Easter PrizeSpeaking of changing times, the second tradition we upheld this year is a relatively new one for us: attending the Easter Hat Parade at Marvel Girl’s school. Not surprisingly, the Easter Hat Parade is exactly like it sounds: a parade of all the kindergarten children wearing Easter hats they (or more likely their parents) have created. Miss Malaprop was suitably impressed by the various bonnets from her vantage point on the sidelines, but even she knew that the main event came after the Parade: the drawing of the near-legendary Easter Raffle. First Prize in the Easter Raffle is usually so big that the box of chocolate and soft bunny toys is nearly impossible to carry, and the name of child who wins it is repeated reverently for years to come.

This year, Marvel Girl didn’t take home the Big One, but she did end up winning fourth prize, a box stuffed so full of chocolate rabbits and eggs that I was forced to explain that The Bunny doesn’t bring quite so much on Easter Sunday to kids who have been lucky enough to take home such a huge haul. What did please me, however, was the selfless generosity Marvel Girl displayed having won such a big prize: she gave away about half the chocolate she had won, and shared the rest of it with the family — even giving Miss Malaprop the egg in the Wonder Woman box she had been coveting since the second she saw it.

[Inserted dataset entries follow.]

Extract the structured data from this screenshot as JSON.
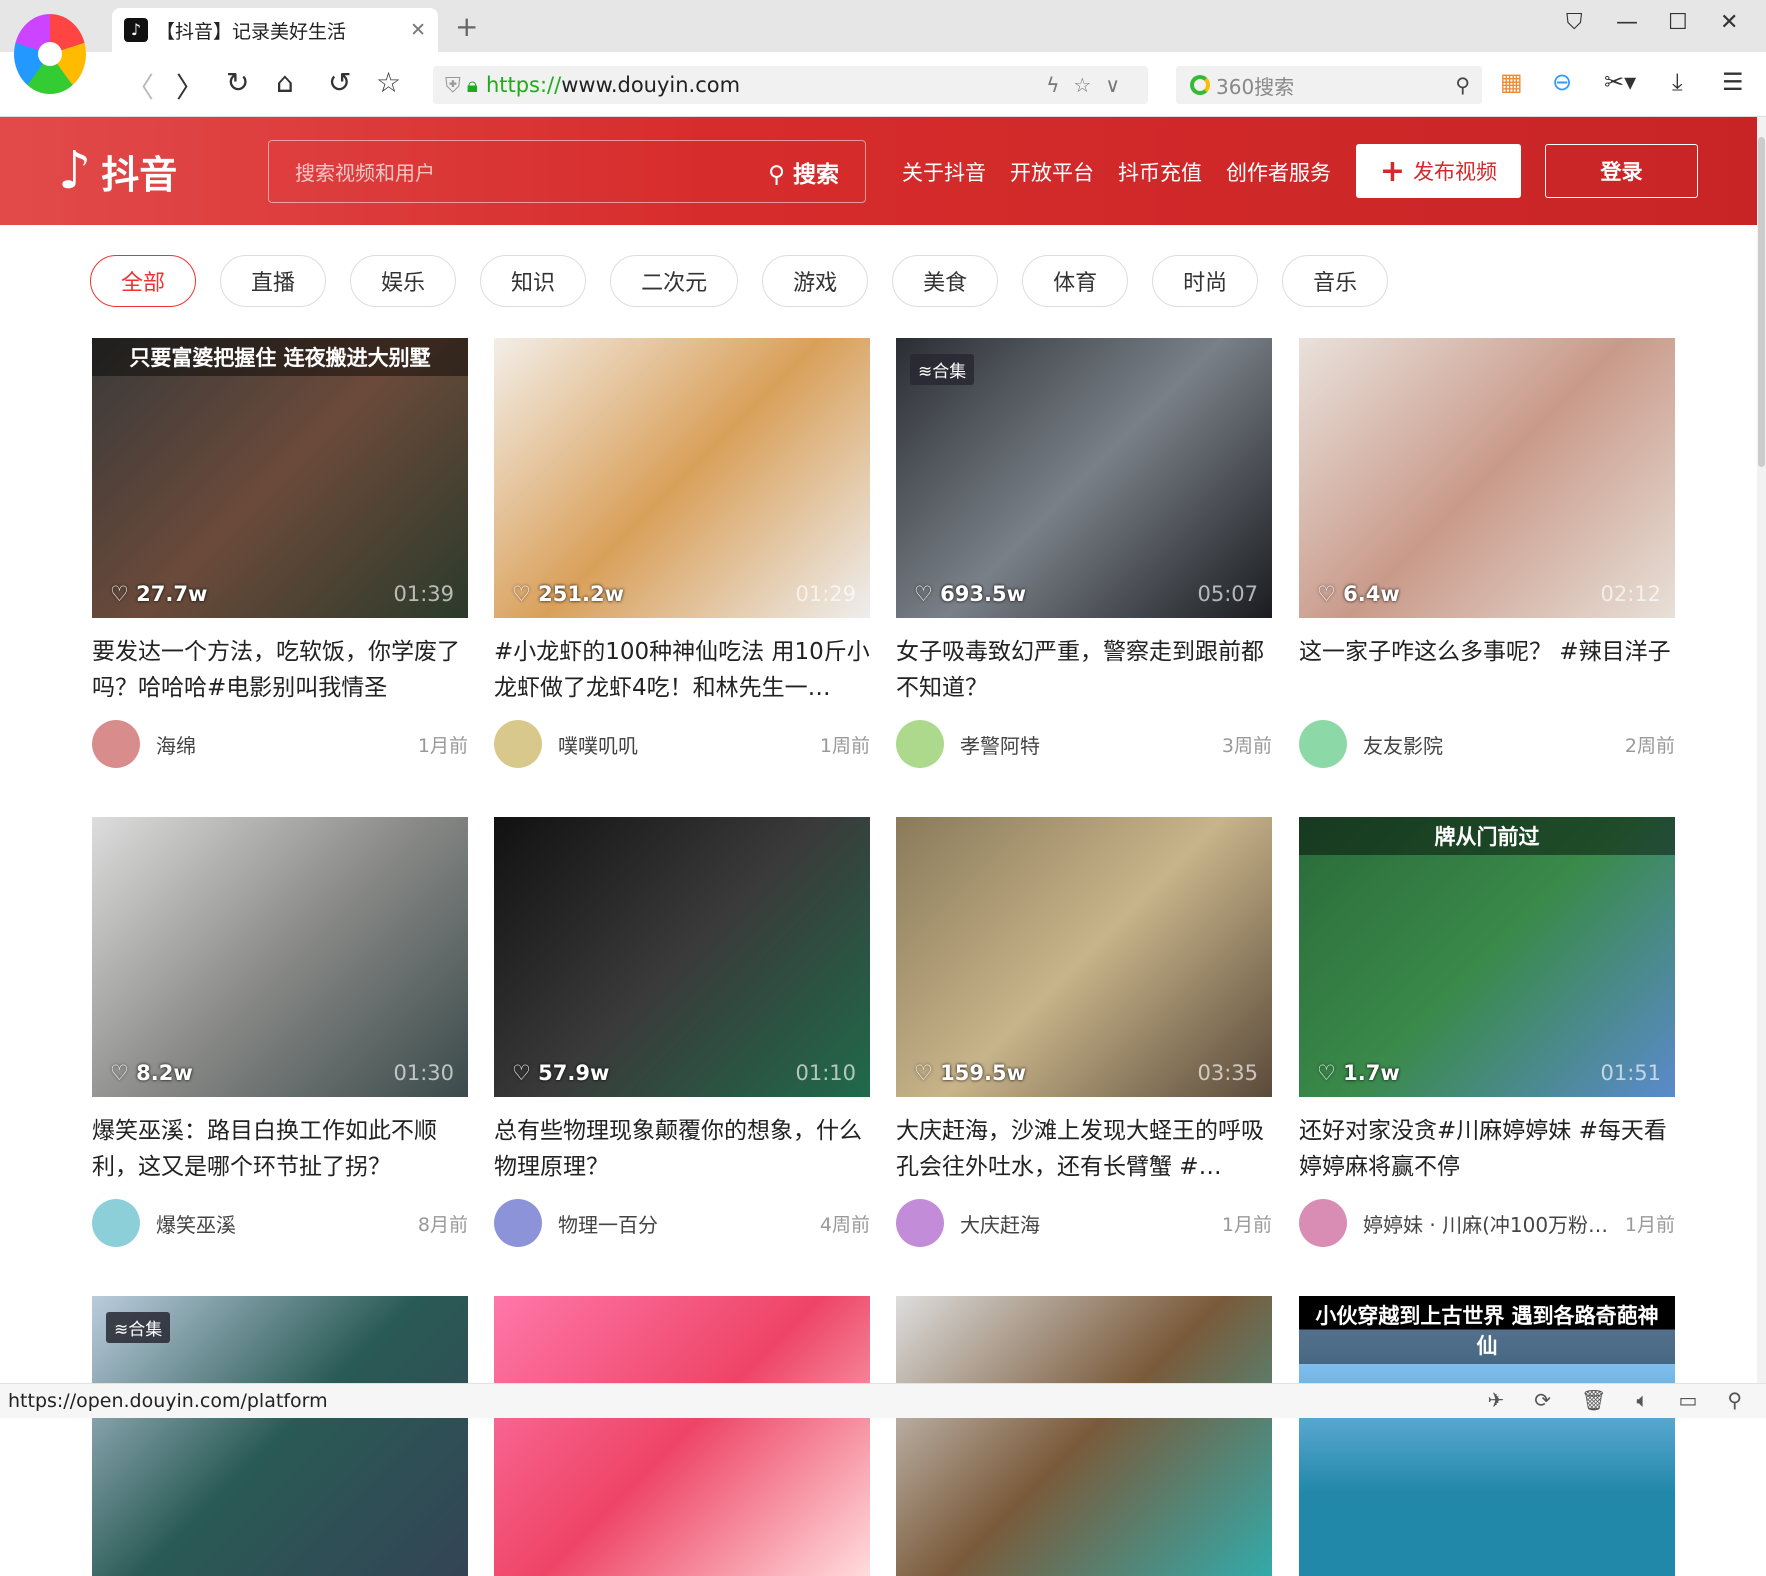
{
  "browser": {
    "tab_title": "【抖音】记录美好生活",
    "url_scheme": "https://",
    "url_rest": "www.douyin.com",
    "search_placeholder": "360搜索",
    "status_url": "https://open.douyin.com/platform"
  },
  "header": {
    "logo_text": "抖音",
    "search_placeholder": "搜索视频和用户",
    "search_button": "搜索",
    "links": [
      "关于抖音",
      "开放平台",
      "抖币充值",
      "创作者服务"
    ],
    "publish": "发布视频",
    "login": "登录"
  },
  "categories": [
    "全部",
    "直播",
    "娱乐",
    "知识",
    "二次元",
    "游戏",
    "美食",
    "体育",
    "时尚",
    "音乐"
  ],
  "videos": [
    {
      "overlay": "只要富婆把握住 连夜搬进大别墅",
      "likes": "27.7w",
      "duration": "01:39",
      "title": "要发达一个方法，吃软饭，你学废了吗？哈哈哈#电影别叫我情圣",
      "author": "海绵",
      "time": "1月前"
    },
    {
      "likes": "251.2w",
      "duration": "01:29",
      "title": "#小龙虾的100种神仙吃法 用10斤小龙虾做了龙虾4吃！和林先生一…",
      "author": "噗噗叽叽",
      "time": "1周前"
    },
    {
      "badge": "合集",
      "likes": "693.5w",
      "duration": "05:07",
      "title": "女子吸毒致幻严重，警察走到跟前都不知道？",
      "author": "孝警阿特",
      "time": "3周前"
    },
    {
      "likes": "6.4w",
      "duration": "02:12",
      "title": "这一家子咋这么多事呢？ #辣目洋子",
      "author": "友友影院",
      "time": "2周前"
    },
    {
      "likes": "8.2w",
      "duration": "01:30",
      "title": "爆笑巫溪：路目白换工作如此不顺利，这又是哪个环节扯了拐？",
      "author": "爆笑巫溪",
      "time": "8月前"
    },
    {
      "likes": "57.9w",
      "duration": "01:10",
      "title": "总有些物理现象颠覆你的想象，什么物理原理？",
      "author": "物理一百分",
      "time": "4周前"
    },
    {
      "likes": "159.5w",
      "duration": "03:35",
      "title": "大庆赶海，沙滩上发现大蛏王的呼吸孔会往外吐水，还有长臂蟹 #…",
      "author": "大庆赶海",
      "time": "1月前"
    },
    {
      "overlay": "牌从门前过",
      "likes": "1.7w",
      "duration": "01:51",
      "title": "还好对家没贪#川麻婷婷妹 #每天看婷婷麻将赢不停",
      "author": "婷婷妹 · 川麻(冲100万粉…",
      "time": "1月前"
    },
    {
      "badge": "合集"
    },
    {},
    {},
    {
      "overlay": "小伙穿越到上古世界 遇到各路奇葩神仙"
    }
  ],
  "colors": {
    "brand": "#d72c2c",
    "active_pill": "#e33333"
  }
}
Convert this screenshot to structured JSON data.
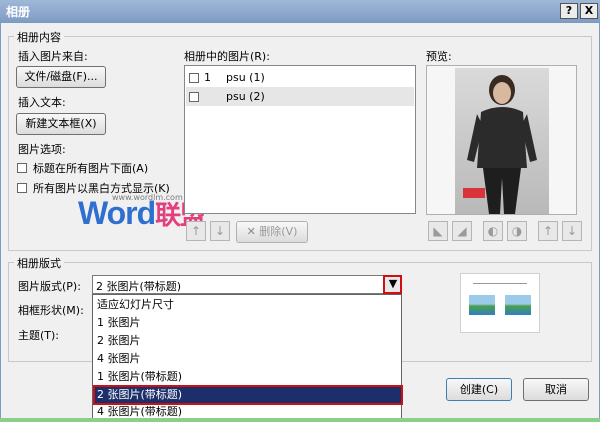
{
  "window": {
    "title": "相册",
    "help_label": "?",
    "close_label": "X"
  },
  "album_content": {
    "legend": "相册内容",
    "insert_from_label": "插入图片来自:",
    "file_disk_button": "文件/磁盘(F)...",
    "insert_text_label": "插入文本:",
    "new_textbox_button": "新建文本框(X)",
    "picture_options_label": "图片选项:",
    "caption_below_label": "标题在所有图片下面(A)",
    "all_bw_label": "所有图片以黑白方式显示(K)",
    "pictures_in_album_label": "相册中的图片(R):",
    "pictures": [
      {
        "index": "1",
        "name": "psu (1)",
        "selected": false
      },
      {
        "index": "",
        "name": "psu (2)",
        "selected": true
      }
    ],
    "up_arrow": "↑",
    "down_arrow": "↓",
    "delete_button": "删除(V)",
    "preview_label": "预览:"
  },
  "watermark": {
    "main": "Word",
    "cn": "联盟",
    "url": "www.wordlm.com"
  },
  "album_layout": {
    "legend": "相册版式",
    "picture_layout_label": "图片版式(P):",
    "picture_layout_value": "2 张图片(带标题)",
    "frame_shape_label": "相框形状(M):",
    "theme_label": "主题(T):",
    "options": [
      "适应幻灯片尺寸",
      "1 张图片",
      "2 张图片",
      "4 张图片",
      "1 张图片(带标题)",
      "2 张图片(带标题)",
      "4 张图片(带标题)"
    ],
    "selected_index": 5
  },
  "buttons": {
    "create": "创建(C)",
    "cancel": "取消"
  }
}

Easter TreeBut then, not to be outdone, it was Miss Malaprop’s turn to surprise me when she requested that we make an Easter Tree. Her reasoning, of course, was that Santa knew where to put presents at Christmas because we had a Christmas Tree, so wouldn’t it be easier if we made the Easter Bunny an Easter Tree so he would know where to put the eggs? We spent a delightful afternoon finding a suitable branch, crafting the decorations, and covering ourselves in glue. Seeing the look of pride on her face when she displayed the results to Marvel Girl and The Bloke was reward enough for me, but hearing their excited whispers outside their bedrooms on Easter Sunday morning before they charged down the hallway to share the experience of checking beneath the Easter Tree was equally heart-warming.

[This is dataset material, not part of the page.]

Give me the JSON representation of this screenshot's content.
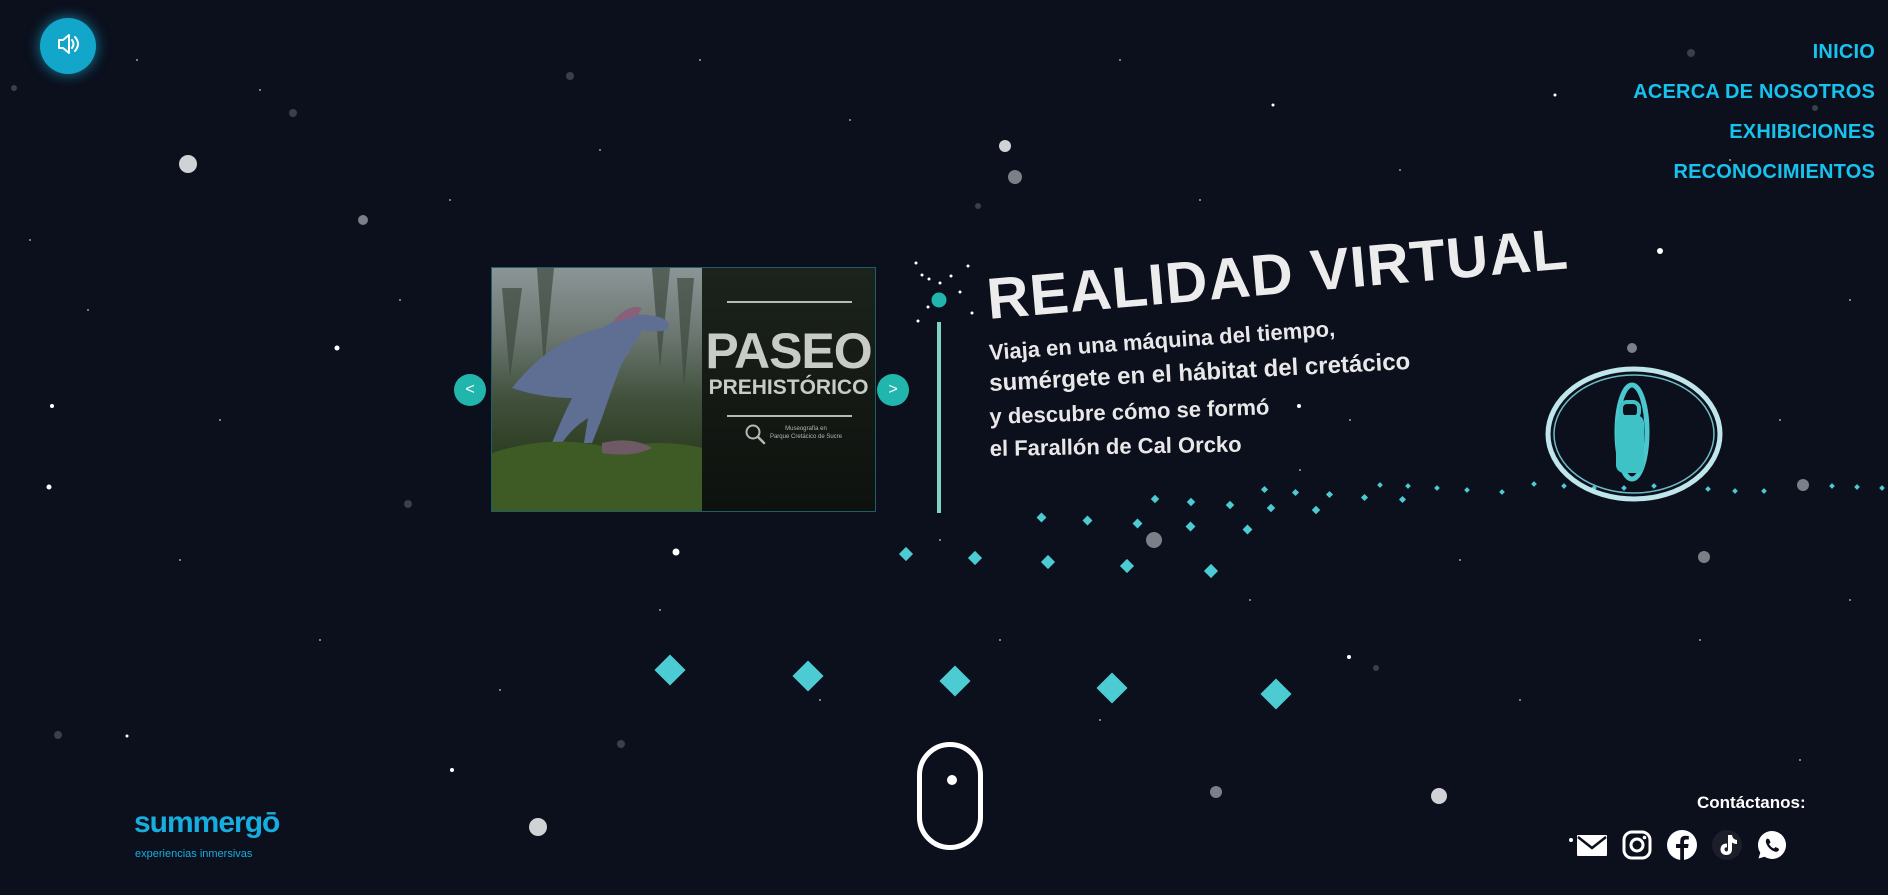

So what else has made our Easter special? The Bloke would probably say that getting to surf four days in a row would top his list — but that’s where living in an Up Down Funky World comes in once again: even though the air temperature is dropping rapidly, the sea temperature is still wonderfully warm. For me it has been curling up with a hot cup of tea to re-read the Tales of the Otori, Lian Hearn’s wonderful series set in an imagined Japanese inspired world. But it has also been getting to sleep for an extra hour, since Easter has coincided with the end of Eastern Daylight Saving Time, and getting to offload more junk, since Council clean up is on too (and many of you already know how I feel about that).

There’s a big southerly due in this evening, one that’s set to blow the chill off Bass Strait up the eastern seaboard. But right now, Easter Monday is sunny and warm, and another trip to the beach is ripe for the picking before the sea temperature starts to drop off too. It’s an Up Down Funky World, but it’s a good one.